The Yankees Get Budget Conscious

New York Yankees co-owner Hal Steinbrenner stopped to speak with reporters this morning and ended up delivering a sermon on fiscal responsibility and how it pertains to baseball. While it may seem strange for the owner of a team that’s spent more on payroll than any other franchise in the sport for the past fourteen seasons to talk about budget consciousness, Steinbrenner is very aware of the increased luxury tax repercussions of the new collective bargaining agreement.

According to Steinbrenner:

Plenty of teams win without the kind of payrolls we have. You can field every bit as good a team with young talent.

Indeed you can. Or, perhaps more accurately, you could.

As MLB attempts to bridge the supposed competitive parity gap that exists between small and big market teams by handing out extra draft picks to franchises that don’t earn as much revenue as others, the new collective bargaining agreement has severely limited the ability of teams to invest outrageous fortunes in young talent by implementing caps on draft spending and signing bonuses for International free agents.

So, when Steinbrenner speaks of teams that have been able to win without the type of payroll structure that the Yankees employ, he’s most likely thinking of the Tampa Bay Rays and their stocking of draft picks or anticipating the results of the Texas Rangers investment in Central American prospects. Unfortunately, the window for taking advantage of such opportunities is either closing or already shut.

The irony is that in the owners’ attempts to curb spending, they’ve limited the one area which likely offered the biggest bang for their buck. It surprises me that the Yankees wouldn’t have wanted to avoid massive luxury tax penalties earlier.
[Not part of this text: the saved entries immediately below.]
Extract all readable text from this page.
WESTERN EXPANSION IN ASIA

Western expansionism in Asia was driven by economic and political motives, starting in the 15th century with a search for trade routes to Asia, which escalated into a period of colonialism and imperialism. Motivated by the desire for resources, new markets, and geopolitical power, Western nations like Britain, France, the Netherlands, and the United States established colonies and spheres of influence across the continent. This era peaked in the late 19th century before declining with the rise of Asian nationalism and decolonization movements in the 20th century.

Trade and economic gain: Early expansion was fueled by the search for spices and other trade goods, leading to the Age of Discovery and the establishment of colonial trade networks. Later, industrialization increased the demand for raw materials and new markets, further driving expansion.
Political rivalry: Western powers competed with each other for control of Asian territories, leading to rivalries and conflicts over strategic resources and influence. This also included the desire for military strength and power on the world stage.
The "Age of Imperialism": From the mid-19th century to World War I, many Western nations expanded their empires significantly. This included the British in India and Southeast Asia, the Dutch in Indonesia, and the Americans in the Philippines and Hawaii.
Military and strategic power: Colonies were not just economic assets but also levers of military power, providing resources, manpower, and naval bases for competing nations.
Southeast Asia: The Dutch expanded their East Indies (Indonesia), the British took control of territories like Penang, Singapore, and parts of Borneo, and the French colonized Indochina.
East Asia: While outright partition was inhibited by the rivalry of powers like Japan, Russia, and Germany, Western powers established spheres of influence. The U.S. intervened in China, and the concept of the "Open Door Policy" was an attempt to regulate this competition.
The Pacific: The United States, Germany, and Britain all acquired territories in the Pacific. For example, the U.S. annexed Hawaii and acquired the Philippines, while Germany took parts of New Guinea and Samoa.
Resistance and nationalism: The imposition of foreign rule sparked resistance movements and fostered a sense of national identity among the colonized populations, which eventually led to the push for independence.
With their revenues, they could have afforded to make a far more aggressive push at the draft, and in the International free agent market, without it raising their payroll or the tax that they pay.
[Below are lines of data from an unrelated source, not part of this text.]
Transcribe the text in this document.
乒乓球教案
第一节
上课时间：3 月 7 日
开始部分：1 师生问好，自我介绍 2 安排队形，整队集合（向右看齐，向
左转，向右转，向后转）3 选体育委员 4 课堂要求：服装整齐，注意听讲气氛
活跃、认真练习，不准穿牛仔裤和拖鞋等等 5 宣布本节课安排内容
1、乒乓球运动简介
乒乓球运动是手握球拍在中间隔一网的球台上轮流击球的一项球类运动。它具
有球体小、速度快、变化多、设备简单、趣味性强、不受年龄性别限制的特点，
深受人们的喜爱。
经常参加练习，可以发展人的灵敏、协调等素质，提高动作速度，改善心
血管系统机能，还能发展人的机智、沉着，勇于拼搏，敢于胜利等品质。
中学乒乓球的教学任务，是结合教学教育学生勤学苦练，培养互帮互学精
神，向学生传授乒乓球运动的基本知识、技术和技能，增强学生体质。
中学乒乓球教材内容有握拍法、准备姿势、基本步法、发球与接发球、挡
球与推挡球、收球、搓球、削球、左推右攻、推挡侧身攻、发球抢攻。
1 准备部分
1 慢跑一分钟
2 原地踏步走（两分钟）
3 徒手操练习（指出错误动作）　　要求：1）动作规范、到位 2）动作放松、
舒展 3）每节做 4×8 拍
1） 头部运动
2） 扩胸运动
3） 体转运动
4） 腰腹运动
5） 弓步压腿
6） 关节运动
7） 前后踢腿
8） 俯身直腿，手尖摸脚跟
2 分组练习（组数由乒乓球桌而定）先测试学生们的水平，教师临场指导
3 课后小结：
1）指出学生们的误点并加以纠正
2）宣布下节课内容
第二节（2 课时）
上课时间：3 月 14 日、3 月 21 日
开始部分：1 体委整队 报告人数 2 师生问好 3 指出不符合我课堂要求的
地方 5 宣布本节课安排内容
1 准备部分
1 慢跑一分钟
Under the new collective bargaining agreement such a strategy seems impossible. However, there are 30 front offices in baseball filled with rather intelligent people. It will be interesting to see how franchises attempt to exploit the rules and the direction that the majority of teams take under the new guidelines.

In other words, perhaps Mr. Steinbrenner has something up his sleeve to maintain the Yankees level of success without breaking the bank.

Comments (6)

  1. The Pineda trade is a concrete example of how the Yankees are changing their player acquisition strategy. Ownership had plenty of money to throw at FA’s like Wilson, Darvish or Buerhle, but they chose to go young and cheap with Pineda. Kuroda for one year is also a reasonable contract.

    It will be interesting to watch how the Yankees approach the 2014 season as they have Cano to worry about. He’s a Boras client and typically, he advises the player to test the FA market. We will likely see more A-Rod and CC like shenanigans ensue once Cano’s contract is due. And then we will see the Yankees pay big dollars to keep him at 2B. This is why they need to pare down the payroll by 2014-2015, as they will still have massive deals for A-Rod, Tex and CC on the books.

    Ellsbury also is a Boras client. It will be fun times in Boston when he decides to test the FA market.

    • I know what you’re saying, but I’d be more convinced of that strategy working A) If the Yankees didn’t have to give up young and controllable talent to get the same in return. I don’t think we’ll see a team built like the Rays ever again; or B) Regional TV contracts paying for enormous contracts that the Yankees pass on to maintain raising costs of free agents.

      • Some are reporting that the Phillies, thanks to the Halladay, Howard, Lee, Utley, Rollins & Papelbon (giggle) money, may not be in a position to sign Cole Hamels. If he tests the market, how do you think the Yankees will react? Will they stay focused and stick to the script or will they do like Illitch and blow a huge amount on an ace pitcher?

        Sometimes, rational thought goes out the door when ownership decides to run things.

  2. Good. Seems the only true advantage any team could have any more IS in the FA market, and just accepting the luxury taxes as a cost of doing business. It seems like nobody is prepared to actually go that route, and so I expect some serious competitve rebalnace to occur.

    I see some serious vulnerabilities in the Yankees in the very short term, starting in 2013 and going to 2014. They’ve got so much money tied up already, they’re going to have field at least half replacement players in 2013 and 2014 if they hope to get under the cap.

  3. For example, in 2014, they’ve got $80 million tied up in JUST:


    Then they need to extend Cano and Grandy, I think a low estimate is $30 million for the two of them combined. So they need to have a 2-5 SP, a bullpen, 4 starting position players and a bench…..for, what, $80 million?

    They certainly won’t be signing any superstars for the next couple years. I see a big window for us to gain some ground in the short term.

    • $80 Million still buys you the entire Jays roster and that of a bunch of other teams as well. I agree that we will have to sign some big free agents to compete but the Yankees should still have a great team.